На истории опричнины нам придется остановиться подол ее.

III 

Опричнина Ивана Грозного как попытка политической реформы: территориальный состав опричнины. Отно­шение опричнинского управления к земскому. Последст­вия опричнины 

Над вопросом о том, что такое опричнина царя Иоанна Васильевича, много трудились ученые. Один из них справедливо и не без юмора заме­тил, что "учреждение это всегда казалось очень странным как тем, кто страдал от него, так и тем, кто его исследовал". В самом деле, подлинных документов по делу учреждения опричнины не сохранилось; официальная летопись повествует об этом кратко и не раскрывает смысла учреждения; русские же люди XVI века, говорившие об опричнине, не объясняют ее хорошо и как-будто не умеют ее описать. И дьяку Ивану Тимофееву, и знатному князю И.М. Катыреву-Ростовскому дело представляется так: в ярости на своих подданных Грозный разделил государство на две части; одну он дал "царю" Симеону, другую взял себе и заповедал своей части "оную часть людей насиловати и смерти предавати". К этому Тимофеев прибавляет, что вместо "добромыслимых вельмож", избитых и изгнан­ных, Иоанн приблизил к себе иностранцев и подпал под их влияние до та­кой степени, что "вся внутренняя его в руку варвар быша". Но мы знаем, что правление Симеона было кратковременным и позднейшим эпизодом в истории опричнины, что иностранцы хотя и ведались в опричнине, одна­ко не имели в ней никакого значения, и что показная цель учреждения за­ключалась вовсе не в том, чтобы насиловать и избивать подданных госу­даря, а в том, чтобы "двор ему (государю) себе и на весь свой обиход учи- нити особной". Таким образом у нас нет ничего надежного для суждения о деле, кроме краткой записи летописца о начале опричнины да отдель­ных упоминаний о ней в документах, прямо к ее учреждению не относя­щихся. Остается широкое поле догадок и домыслов.
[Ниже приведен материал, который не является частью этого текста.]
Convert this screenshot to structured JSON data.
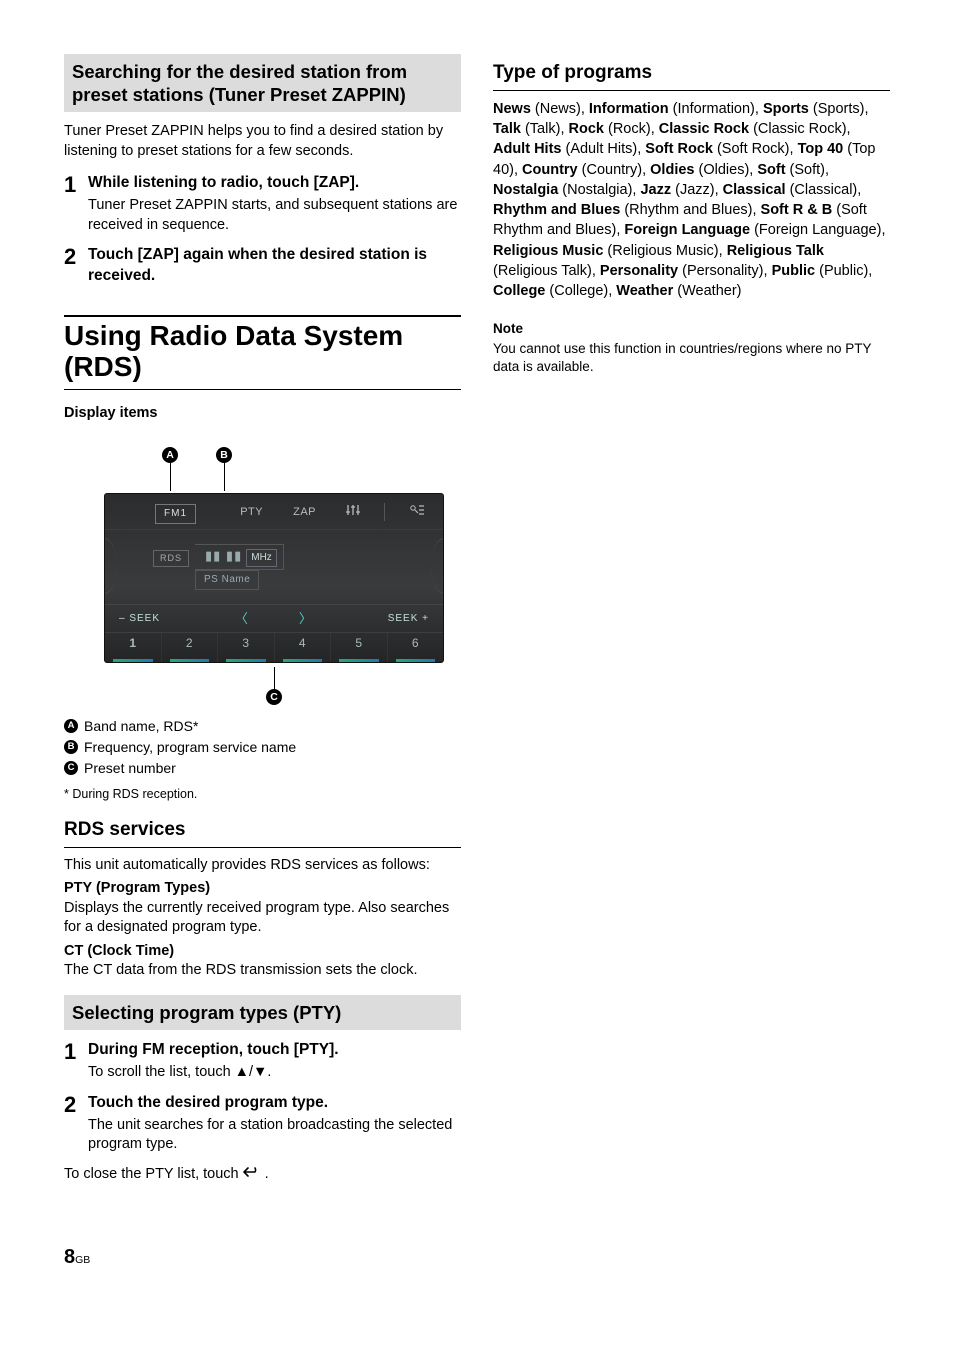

Конечно, легче всего объявить "нелепым" разделение государства на опричнину и земщину и объяснить его причудами робкого тирана; так некоторые и делают. Но не всех удовлетворяет столь простой взгляд на дело. С.М. Соловьев объяснял опричнину как попытку Грозного фор­мально отделиться от ненадежного в его глазах боярского правительст­венного класса; устроенный с такою целью новый двор царя на деле вы­родился в орудие террора, исказился в сыскное учреждение по делам бо­ярской и всякой иной измены. Таким именно сыскным учреждением, "высшею полицией по делам государственной измены" представляет нам опричнину В.О. Ключевский. И другие историки видят в ней орудие борь­бы с боярством, и притом странное и неудачное. Только К.Н. Бестужев- Рюмин, Е.А. Белов и С.М. Середонин склонны придавать опричнине большой политический смысл: они думают, что опричнина направлялась против потомства удельных князей и имела целью сломить их традицион­ные права и преимущества. Однако такой, по нашему мнению близкий к истине, взгляд не раскрыт с желаемою полнотою, п это заставляет нас ос­тановиться на опричнине для того, чтобы показать, какими своими по­следствиями и почему опричнина повлияла на развитие Смуты в москов­ском обществе25.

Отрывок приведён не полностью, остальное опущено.